In a new report published in the British Dental Journal, it states the short-term goals of the pandemic must align with the ‘long-term vision for environmentally-conscious action’.
This follows a World Health Organisation (WHO) estimate that in response to COVID-19, almost 90 million masks and 76 million gloves were needed globally each month.
Increased clinical waste
Currently, all dental team members undertaking an AGP treatment are required to wear a certain level of PPE. This includes:
- Disposable, fluid-repellent gowns
- Eye/face protection
- Additionally, a respirator mask – FFP3 or FFP2/N95.
‘Despite the increases in PPE provisions, there have been no such increases in the capacity to deal with the increased demand or resulting clinical waste sustainably,’ writes Arefeh Ahmadifard, the report’s author.
‘Our profession’s increased use of PPE is problematic in two regards: its production and disposal.’
She also proposes investment in alternative, more renewable materials to reduce the environmental impact of dentistry in the context of the pandemic. For example, plastic-free visors consisting of sustainably-sourced paper and wood pulp.
Similarly, she states such materials can also be disposed of with organic waste, rather than through incineration.
‘Plastic is a valuable commodity, especially in the setting of the COVID-19 pandemic,’ she concludes.
‘It seems indispensable in times of crisis. Its applications in PPE helping to protect dental healthcare professionals and the population. However, its use and abuse brings with it many issues that will affect planetary health.
‘As such, we are presented with the twin challenge of responding effectively to the COVID-19 pandemic. And also ensuring that our response is sustainable.
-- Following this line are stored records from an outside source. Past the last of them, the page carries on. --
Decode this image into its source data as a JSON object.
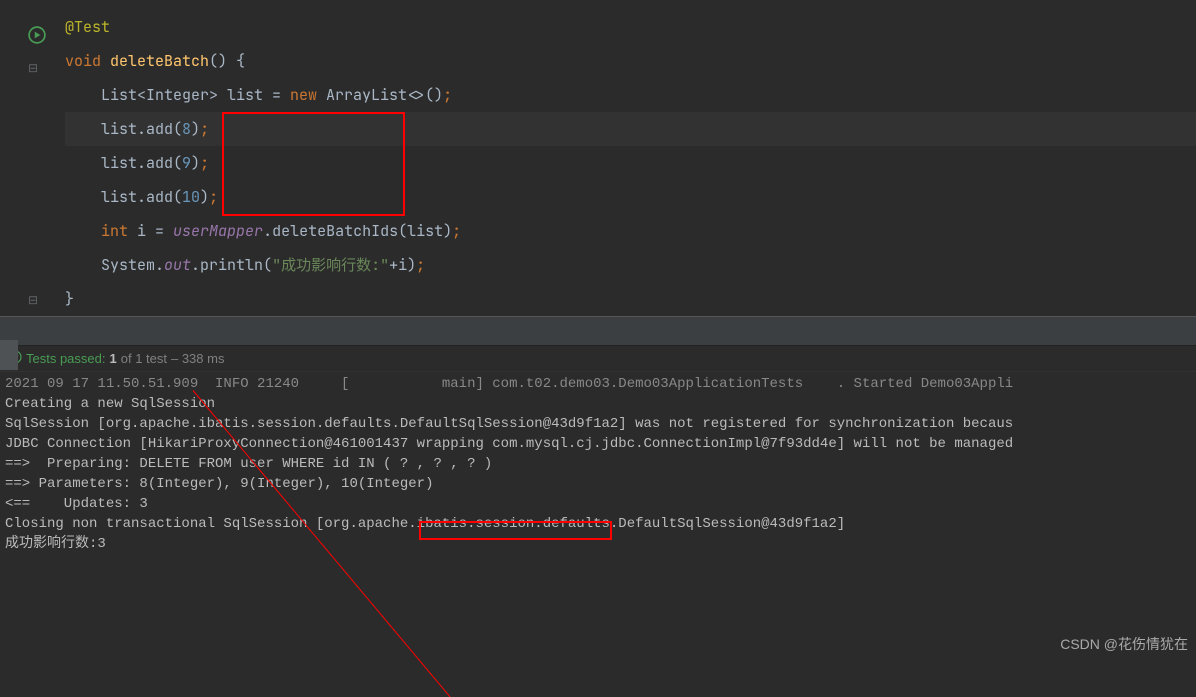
{
  "code": {
    "annotation": "@Test",
    "keyword_void": "void",
    "method_name": "deleteBatch",
    "line3_prefix": "List<Integer> list = ",
    "line3_new": "new",
    "line3_type": " ArrayList<>()",
    "add_calls": [
      {
        "prefix": "list.add(",
        "num": "8",
        "suffix": ")"
      },
      {
        "prefix": "list.add(",
        "num": "9",
        "suffix": ")"
      },
      {
        "prefix": "list.add(",
        "num": "10",
        "suffix": ")"
      }
    ],
    "line7_int": "int",
    "line7_rest": " i = ",
    "line7_var": "userMapper",
    "line7_call": ".deleteBatchIds(list)",
    "line8_system": "System.",
    "line8_out": "out",
    "line8_println": ".println(",
    "line8_str": "\"成功影响行数:\"",
    "line8_end": "+i)",
    "brace_close": "}"
  },
  "test_status": {
    "label_passed": "Tests passed:",
    "count": "1",
    "of": "of 1 test",
    "time": "– 338 ms"
  },
  "console": {
    "line_truncated": "2021 09 17 11.50.51.909  INFO 21240     [           main] com.t02.demo03.Demo03ApplicationTests    . Started Demo03Appli",
    "blank": "",
    "line1": "Creating a new SqlSession",
    "line2": "SqlSession [org.apache.ibatis.session.defaults.DefaultSqlSession@43d9f1a2] was not registered for synchronization becaus",
    "line3": "JDBC Connection [HikariProxyConnection@461001437 wrapping com.mysql.cj.jdbc.ConnectionImpl@7f93dd4e] will not be managed",
    "line4": "==>  Preparing: DELETE FROM user WHERE id IN ( ? , ? , ? )",
    "line5": "==> Parameters: 8(Integer), 9(Integer), 10(Integer)",
    "line6": "<==    Updates: 3",
    "line7": "Closing non transactional SqlSession [org.apache.ibatis.session.defaults.DefaultSqlSession@43d9f1a2]",
    "line8": "成功影响行数:3"
  },
  "watermark": "CSDN @花伤情犹在"
}
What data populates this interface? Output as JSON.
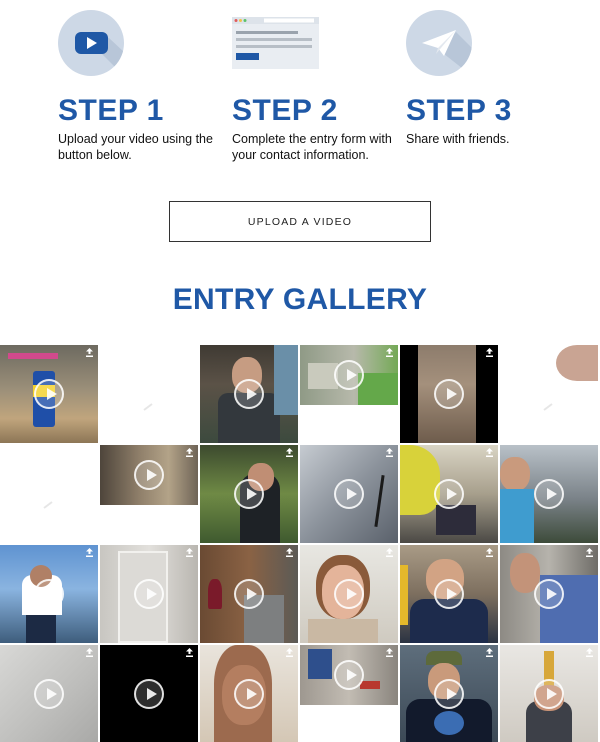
{
  "steps": [
    {
      "title": "STEP 1",
      "description": "Upload your video using the button below.",
      "icon": "youtube-play-icon"
    },
    {
      "title": "STEP 2",
      "description": "Complete the entry form with your contact information.",
      "icon": "form-icon"
    },
    {
      "title": "STEP 3",
      "description": "Share with friends.",
      "icon": "paper-plane-icon"
    }
  ],
  "upload_button": {
    "label": "UPLOAD A VIDEO"
  },
  "gallery": {
    "title": "ENTRY GALLERY"
  },
  "colors": {
    "brand_blue": "#1f58a6",
    "icon_circle": "#cdd8e6",
    "youtube_blue": "#1f58a6"
  }
}
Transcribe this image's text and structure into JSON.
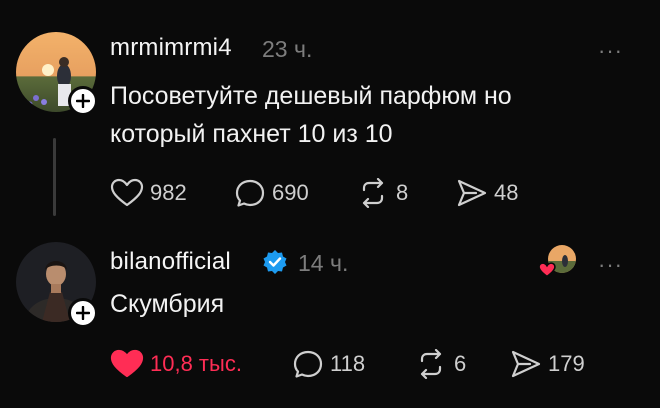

‘If we are to continue without reform, our actions could trigger a public crisis in the future, putting the health of our environment at risk. As adversity paves the way for innovation, we are presented with an opportunity to impart substantial change and reform in our PPE provisions.’
Free PPE in dentistry
As part of preparations for a second wave this winter, the government commits to providing free-of-charge equipment to health and social care sectors.
Currently, the government is building a four-month PPE stockpile, which it aims to have accumulated by November 2020.
Additionally, the new plan is based on the experiences of the health and social sector across the pandemic so far. As a result, it is set to carry out PPE usage surveys within different sectors, including dental settings.